Tout d'abord, je précise que je vais collaborer en tant qu' "encadreur pédagogique des écoles méthodistes primaires des circuits de Jérémie et Léon", villes qui se trouvent dans la région de la Grande Anse, à la quasi extrémité sud ouest de l'île. Je vais donc travailler au sein d'écoles privées subventionnées par l'Eglise Méthodiste d'Haïti (EMH), qui a divisé Haïti en 11 circuits dont celui de Jérémie et celui de Léon. Au sein de ces circuits, il y a trois types d'écoles : les écoles mères tenues par des enseignants ayant suivi la formation initiale (7 dans les circuits où j'irai), les écoles CREP (centres ruraux d'éducation prioritaire) avec des enseignants plus ou moins formés (au nombre de 30 écoles) et les écoles presbytériales tenues par les pasteurs dans leurs locaux (7).
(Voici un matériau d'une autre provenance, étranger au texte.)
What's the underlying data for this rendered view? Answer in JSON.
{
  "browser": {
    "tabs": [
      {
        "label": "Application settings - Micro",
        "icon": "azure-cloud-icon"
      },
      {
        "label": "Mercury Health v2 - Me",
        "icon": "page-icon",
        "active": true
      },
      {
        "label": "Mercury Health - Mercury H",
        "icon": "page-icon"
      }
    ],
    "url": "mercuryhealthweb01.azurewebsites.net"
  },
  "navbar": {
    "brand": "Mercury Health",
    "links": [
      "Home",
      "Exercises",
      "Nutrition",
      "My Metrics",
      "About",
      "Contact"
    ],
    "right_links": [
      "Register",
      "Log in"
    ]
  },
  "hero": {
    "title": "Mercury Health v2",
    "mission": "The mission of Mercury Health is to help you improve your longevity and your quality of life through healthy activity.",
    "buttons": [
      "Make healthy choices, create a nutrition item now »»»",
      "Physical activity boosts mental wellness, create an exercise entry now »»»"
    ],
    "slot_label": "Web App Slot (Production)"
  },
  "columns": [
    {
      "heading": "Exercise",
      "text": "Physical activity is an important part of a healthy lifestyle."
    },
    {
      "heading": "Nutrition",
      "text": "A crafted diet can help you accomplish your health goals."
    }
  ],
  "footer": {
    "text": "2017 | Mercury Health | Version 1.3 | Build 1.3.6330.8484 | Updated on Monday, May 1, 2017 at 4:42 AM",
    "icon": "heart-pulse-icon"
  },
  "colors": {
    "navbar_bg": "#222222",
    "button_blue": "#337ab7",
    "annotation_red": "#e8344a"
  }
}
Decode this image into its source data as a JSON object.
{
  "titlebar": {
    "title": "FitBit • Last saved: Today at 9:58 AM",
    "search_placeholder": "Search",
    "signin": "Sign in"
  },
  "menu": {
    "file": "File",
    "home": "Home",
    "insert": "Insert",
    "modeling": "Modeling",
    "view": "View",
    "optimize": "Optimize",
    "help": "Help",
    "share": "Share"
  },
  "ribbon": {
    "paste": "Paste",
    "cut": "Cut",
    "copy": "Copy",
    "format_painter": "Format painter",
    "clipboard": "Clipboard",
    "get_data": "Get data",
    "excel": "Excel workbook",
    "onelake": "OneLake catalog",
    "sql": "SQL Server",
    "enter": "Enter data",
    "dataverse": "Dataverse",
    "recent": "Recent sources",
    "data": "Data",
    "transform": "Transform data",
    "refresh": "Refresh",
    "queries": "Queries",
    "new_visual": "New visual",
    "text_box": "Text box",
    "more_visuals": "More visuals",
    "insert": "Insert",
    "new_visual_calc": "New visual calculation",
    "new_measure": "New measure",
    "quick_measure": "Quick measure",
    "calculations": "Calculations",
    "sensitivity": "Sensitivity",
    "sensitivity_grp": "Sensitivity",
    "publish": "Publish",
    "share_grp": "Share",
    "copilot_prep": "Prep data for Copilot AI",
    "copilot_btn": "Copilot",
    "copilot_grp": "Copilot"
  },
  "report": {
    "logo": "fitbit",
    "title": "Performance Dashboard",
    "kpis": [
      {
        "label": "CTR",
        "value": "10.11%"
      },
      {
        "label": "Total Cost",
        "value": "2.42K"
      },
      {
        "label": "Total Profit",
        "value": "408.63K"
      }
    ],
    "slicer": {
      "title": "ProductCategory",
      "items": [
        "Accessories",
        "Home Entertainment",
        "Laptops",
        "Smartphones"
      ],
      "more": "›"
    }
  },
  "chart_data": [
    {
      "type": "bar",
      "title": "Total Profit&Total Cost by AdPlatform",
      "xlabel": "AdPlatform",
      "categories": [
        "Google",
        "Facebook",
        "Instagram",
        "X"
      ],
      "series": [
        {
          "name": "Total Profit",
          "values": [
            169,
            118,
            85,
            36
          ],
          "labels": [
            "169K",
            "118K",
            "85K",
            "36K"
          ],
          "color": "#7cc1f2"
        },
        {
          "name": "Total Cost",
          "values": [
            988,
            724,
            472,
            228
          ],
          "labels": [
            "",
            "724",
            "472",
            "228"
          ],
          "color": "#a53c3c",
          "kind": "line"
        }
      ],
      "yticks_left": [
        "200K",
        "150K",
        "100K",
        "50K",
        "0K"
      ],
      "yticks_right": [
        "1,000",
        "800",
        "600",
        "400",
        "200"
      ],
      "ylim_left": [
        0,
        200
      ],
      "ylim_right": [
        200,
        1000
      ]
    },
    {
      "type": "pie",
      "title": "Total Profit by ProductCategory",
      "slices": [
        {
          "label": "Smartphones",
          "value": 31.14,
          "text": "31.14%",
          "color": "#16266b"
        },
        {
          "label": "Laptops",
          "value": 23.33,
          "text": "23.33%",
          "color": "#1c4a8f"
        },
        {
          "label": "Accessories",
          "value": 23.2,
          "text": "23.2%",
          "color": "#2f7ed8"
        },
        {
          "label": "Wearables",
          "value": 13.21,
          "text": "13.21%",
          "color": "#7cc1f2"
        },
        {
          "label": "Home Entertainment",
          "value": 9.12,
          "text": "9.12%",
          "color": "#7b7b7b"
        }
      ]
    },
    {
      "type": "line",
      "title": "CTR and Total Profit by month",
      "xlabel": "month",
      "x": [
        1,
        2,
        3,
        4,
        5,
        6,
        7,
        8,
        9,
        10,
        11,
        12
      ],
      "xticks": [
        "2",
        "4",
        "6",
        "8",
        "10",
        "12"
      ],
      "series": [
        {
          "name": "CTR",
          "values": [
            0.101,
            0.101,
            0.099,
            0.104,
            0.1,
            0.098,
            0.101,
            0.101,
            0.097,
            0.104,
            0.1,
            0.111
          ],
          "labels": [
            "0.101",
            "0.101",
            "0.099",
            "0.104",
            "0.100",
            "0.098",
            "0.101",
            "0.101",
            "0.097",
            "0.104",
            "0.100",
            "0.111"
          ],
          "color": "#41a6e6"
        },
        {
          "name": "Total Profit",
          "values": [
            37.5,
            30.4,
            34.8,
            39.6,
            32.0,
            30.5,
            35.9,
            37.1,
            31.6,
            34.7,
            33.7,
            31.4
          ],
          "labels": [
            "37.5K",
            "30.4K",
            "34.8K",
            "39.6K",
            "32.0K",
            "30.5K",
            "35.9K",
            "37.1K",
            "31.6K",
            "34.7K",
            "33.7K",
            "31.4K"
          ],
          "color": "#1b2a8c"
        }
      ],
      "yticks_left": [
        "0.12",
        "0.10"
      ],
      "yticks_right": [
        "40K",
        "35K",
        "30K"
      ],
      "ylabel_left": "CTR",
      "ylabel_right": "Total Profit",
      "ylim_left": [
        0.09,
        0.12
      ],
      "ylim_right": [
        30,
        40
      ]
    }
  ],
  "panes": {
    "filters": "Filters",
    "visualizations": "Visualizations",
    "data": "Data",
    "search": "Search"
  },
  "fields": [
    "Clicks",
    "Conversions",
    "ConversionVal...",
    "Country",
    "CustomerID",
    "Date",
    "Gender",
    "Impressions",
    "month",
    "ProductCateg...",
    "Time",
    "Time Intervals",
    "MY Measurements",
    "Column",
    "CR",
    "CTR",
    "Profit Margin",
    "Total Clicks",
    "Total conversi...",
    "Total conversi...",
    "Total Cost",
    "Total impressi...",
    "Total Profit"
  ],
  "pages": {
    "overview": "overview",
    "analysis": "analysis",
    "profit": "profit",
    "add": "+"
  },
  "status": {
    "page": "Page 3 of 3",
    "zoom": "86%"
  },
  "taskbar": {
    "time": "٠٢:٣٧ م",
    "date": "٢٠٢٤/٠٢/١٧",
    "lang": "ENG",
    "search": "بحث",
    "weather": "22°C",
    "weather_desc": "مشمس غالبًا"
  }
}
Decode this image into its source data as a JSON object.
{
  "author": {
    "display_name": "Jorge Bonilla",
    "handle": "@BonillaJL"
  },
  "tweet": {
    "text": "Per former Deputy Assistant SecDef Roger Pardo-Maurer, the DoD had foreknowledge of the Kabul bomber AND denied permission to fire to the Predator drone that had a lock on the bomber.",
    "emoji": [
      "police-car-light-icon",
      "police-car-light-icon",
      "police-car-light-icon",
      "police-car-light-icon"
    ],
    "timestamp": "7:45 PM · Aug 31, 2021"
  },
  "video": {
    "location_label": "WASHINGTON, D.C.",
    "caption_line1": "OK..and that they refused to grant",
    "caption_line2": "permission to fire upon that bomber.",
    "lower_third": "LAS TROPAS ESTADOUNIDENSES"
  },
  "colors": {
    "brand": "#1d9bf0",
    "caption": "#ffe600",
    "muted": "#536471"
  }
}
Dans la mesure du possible, je vais essayer de travailler avec les 3 inspecteurs de régions et les directeurs et les enseignants des 44 écoles en sachant que certaines ne sont accessibles qu'avec une ou deux (voir plus) heures de marche ! J'espère vraiment être à la hauteur pour leur apporter mon soutien.
Dès 1963 et grâce à l'aide de pédagogues et de coopérants romands, EMH a entrepris un important travail dans les domaines de l'éducation (en prônant la pédagogie active) et du développement durable, et est souvent sollicité par d'autres instances privées et publiques.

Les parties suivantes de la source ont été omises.